Just as the the United States finally rid itself of chattel and bond slavery
through realizing that slavery was not "natural"--in fact evil and
unnatural workers throughout the world must now free themselves from capitalist
slavery. We must replace capitalism with a commonwealth polity that ensures
that all people can live free from slavery of any kind. Our political and economic
systems must assure that all citizens have the means whereby they can sustain
themselves and lead a free and productive life.
Under the "wage
slave" system you don't receive the full compensation for your work. By
the very nature of the employer-employee relationship, you get less
compensation than you should, because the employer takes excessive profits.
Let's take a look at how this happens by examining a very simple example of an
exchange. The stark reality of "wage slavery" is that the owners of
the means of production (capitalists) are now taking the jobs to sweatshops.
The owners want to pay even less than they now are and they want cheaper
production costs as well. They don't care if the workers in these other
countries are in literal bondage to their overseers. And they certainly don't
have any concern if American workers become destitute and homeless.
In the first tens of
thousands of years of our human history people lived in a community-oriented
culture and identity was associated with interdependence and cooperation--all
for the common good. In this culture of mutual concern and mutual obligation,
people took care of one another. They shared common values and interests,
completely different from the values of a market-driven approach to life.

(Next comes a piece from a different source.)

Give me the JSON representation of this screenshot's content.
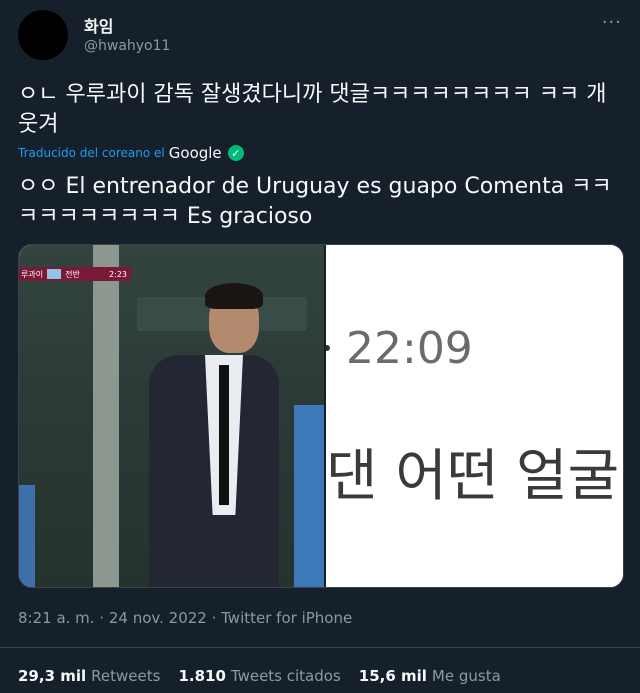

According to this common welfare approach to life the community decided about
how resources are used.
But from the beginning of capitalism, the wealthy class—factory
owners, bankers, speculators, --had adopted a completely opposite way of life:
every person for himself. The world view of the ruling class saw the community
as a system of exchange between producers and consumers, capitalists and
workers. The holy of holies for the merchant class was the "free
market" ideology, according to which each man pursues only his own
self-interest. According to this dogma, society is held together, not on the
basis of common welfare, but by the "invisible hand of the market"
implemented through impersonal contracts. According to the view of the employing
class, the state is to be controlled by elites or "better people" who
decide what is best for the "common people." All other
capabilities--learning, pursuit of happiness, freedom, human concern--are to be
subordinated to property. The state's only role is to assure that the
impersonal market system runs smoothly. This requires that the government use
violent force when it becomes necessary to protect personal property.
We must realise that our economic situation at present--a
very few obscenely rich people owning companies and corporations and having captured
political power--is one which we can and must change. Our current economic and
political circumstances are not written in stone; humans have lived under very
different political and economic conditions throughout our history. We must
begin to overthrow this present state of affairs where all workers suffer under
capitalist wage-slavery. The political system and the economic situation should
be directed toward the welfare of all Americans, not just a few. We can bring
about these changes; it is not impossible. We must first make all aware of our
present plight and then begin in all possible ways to overthrow wage-slavery
and building cooperative commonwealth communities.